Mütevelli Heyeti Başkanlığını Kültür ve Turizm Bakanı Mehmet Nuri Ersoy’un yaptığı Yunus Emre Vakfı'nın sahte şirketler üzerinden naylon faturalarla zarara uğratıldığı iddialarına ilişkin başlatılan soruşturmada gözaltına alınan 11 şüpheliden 8'i tutuklandı. Emniyetteki işlemlerinin ardından adliyeye sevk edilenlerden 8'i "hizmet nedeniyle güveni kötüye kullanma" ve "suçtan kaynaklanan mal varlığı değerlerini aklama" suçlarından tutuklandı, 3 zanlı adli kontrol şartıyla serbest bırakıldı.
Ankara'nın gündemine oturan yolsuzluk skandalıyla ilgili olarak CHP'den bir çağrı açıklaması geldi. CHP Genel Başkan Yardımcısı Atalar, "Adı geçen Bakan ve Bakan Yardımcılarının yaşanan milyonlarca liralık yolsuzluk konusunda bir sözleri var mıdır? Vakıf Mütevelli Heyeti, Enstitü Yönetim Kurulu, ve istifa ettirilen Enstitü Başkan Yardımcılarının ortaya çıkan skandal ile ilgili herhangi bir illiyetleri, hukuki sorumlulukları veya hiç olmasa vicdani sorumlulukları ne boyuttadır?" dedi.

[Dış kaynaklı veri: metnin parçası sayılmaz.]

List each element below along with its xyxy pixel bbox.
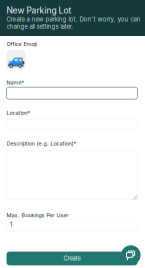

CHP Genel Başkan Yardımcısı Gülşah Deniz Atalar, açıklamasında şunları kaydetti:
"Kültür ve Turizm Bakanlığına bağlı Yunus Emre Enstitüsündeki son dönemde gündeme gelen ve duyarlı kamu denetim elemanları sayesinde ortaya çıkarılan yolsuzluğun boyutları dudak uçuklatıcı olmakla birlikte, yapılan usulsüzlüklerin kapsamı ve bu usulsüzlüklerde kullanılan yöntemler kamuda yaşanan genel tablonun kumsalda bir kum tanesi misali sadece küçük bir örneğini temsil ediyor. Bu noktada sormak zorundayız. Kim ya da kimler bu yolsuzlukların ve usulsüzlüklerin devam etmesine izin verdi? Teftiş ve suç duyurusu ancak olaylar ayyuka çıktıktan sonra yapılıyorsa, yönetim mekanizmaları neyi denetliyordu? Bu iddialar sadece birkaç kişiyle sınırlı bir mesele değil; asıl sorun, sistemin bu denli yozlaşmaya açık hale getirilmesidir. Teftiş ve suç duyuruları önemli bir adım, ancak sorumluluk burada bitmiyor. Bu noktaya gelinene kadar göz yuman, koruyan ve güç veren herkes hesap vermelidir."